Un vote international

Extrait d’Évidemment de La Zarra

Pour la toute première fois cette année, le vote populaire ne se limite plus à l’Europe. Le public international aura aussi voix au chapitre, son vote représentant l’équivalent d’un 37pays participant. Non négligeable pour les Québécois, qui pourraient vouloir voter pour la Montréalaise La Zarra, représentante de la France. William Lee Adams suggère toutefois que cette ouverture avantagera surtout la candidate espagnole « parce que toute l’Amérique latine va se mettre derrière elle ».

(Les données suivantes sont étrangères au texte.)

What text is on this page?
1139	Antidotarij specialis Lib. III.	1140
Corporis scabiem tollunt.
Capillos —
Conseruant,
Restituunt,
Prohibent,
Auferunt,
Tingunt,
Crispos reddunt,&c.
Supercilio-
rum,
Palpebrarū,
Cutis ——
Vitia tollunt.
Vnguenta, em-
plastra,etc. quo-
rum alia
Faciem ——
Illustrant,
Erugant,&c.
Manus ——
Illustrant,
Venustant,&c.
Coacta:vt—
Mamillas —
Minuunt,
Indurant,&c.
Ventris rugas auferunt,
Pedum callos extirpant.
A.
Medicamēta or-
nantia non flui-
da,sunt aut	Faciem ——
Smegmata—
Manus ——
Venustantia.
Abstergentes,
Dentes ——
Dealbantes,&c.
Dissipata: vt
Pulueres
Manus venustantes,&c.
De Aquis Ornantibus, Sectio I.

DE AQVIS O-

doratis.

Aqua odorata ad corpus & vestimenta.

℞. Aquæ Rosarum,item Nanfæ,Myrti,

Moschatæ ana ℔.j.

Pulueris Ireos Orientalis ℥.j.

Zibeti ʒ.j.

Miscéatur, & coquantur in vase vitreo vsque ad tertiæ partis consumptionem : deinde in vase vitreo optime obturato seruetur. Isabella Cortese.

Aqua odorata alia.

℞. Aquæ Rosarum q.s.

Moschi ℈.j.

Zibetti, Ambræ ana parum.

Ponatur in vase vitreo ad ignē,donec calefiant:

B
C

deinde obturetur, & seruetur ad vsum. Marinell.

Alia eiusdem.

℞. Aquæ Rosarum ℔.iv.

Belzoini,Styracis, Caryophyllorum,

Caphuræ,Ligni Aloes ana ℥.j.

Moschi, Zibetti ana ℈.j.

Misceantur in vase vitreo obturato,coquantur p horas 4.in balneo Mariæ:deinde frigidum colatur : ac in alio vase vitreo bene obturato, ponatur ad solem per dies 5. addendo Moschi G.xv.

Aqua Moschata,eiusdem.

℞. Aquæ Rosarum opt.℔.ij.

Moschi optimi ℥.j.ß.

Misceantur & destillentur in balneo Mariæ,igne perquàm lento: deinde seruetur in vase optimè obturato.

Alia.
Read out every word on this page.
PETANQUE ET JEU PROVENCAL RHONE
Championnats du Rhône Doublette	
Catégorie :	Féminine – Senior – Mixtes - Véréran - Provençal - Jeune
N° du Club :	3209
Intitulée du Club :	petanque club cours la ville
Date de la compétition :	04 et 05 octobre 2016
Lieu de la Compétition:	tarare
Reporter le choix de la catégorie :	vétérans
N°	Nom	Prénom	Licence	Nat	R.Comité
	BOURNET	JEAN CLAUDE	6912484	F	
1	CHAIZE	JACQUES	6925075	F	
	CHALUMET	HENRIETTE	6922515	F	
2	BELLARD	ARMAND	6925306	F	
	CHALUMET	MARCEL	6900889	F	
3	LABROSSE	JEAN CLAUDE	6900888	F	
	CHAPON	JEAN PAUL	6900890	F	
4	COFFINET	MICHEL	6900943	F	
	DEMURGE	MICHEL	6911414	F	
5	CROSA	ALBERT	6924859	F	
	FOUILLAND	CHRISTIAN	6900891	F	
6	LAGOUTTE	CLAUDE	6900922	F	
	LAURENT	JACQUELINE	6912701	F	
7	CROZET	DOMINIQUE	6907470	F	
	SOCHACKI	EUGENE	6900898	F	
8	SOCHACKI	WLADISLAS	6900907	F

Pour Paul Jordan, il est évident que ce nouveau règlement est motivé par les ambitions mondialistes du concours. « Officiellement, leur slogan est que nous sommes tous unis. Mais la part de cynisme en moi me fait dire qu’ils essaient surtout de promouvoir le spectacle internationalement », dit-il. Des tentatives d’expansion ont d’ailleurs eu lieu, quoiqu’avec peu de succès. En 2022, le réseau NBC a présenté l’American Song Contest, mais l’expérience n’a pas été renouvelée. Le Canada devait tenir sa propre version en 2023, mais le projet semble avoir été mis sur la glace. Idem pour la version sud-américaine, qui n’a toujours pas été annoncée officiellement. « Peut-être qu’en multipliant des franchises, nous aurons des compétitions internationales à l’avenir », conclut William Lee Adams. Une Coupe du monde de la chanson ? Et pourquoi pas !

Pour voter, on peut télécharger l’application Eurovision ou se rendre directement sur le site.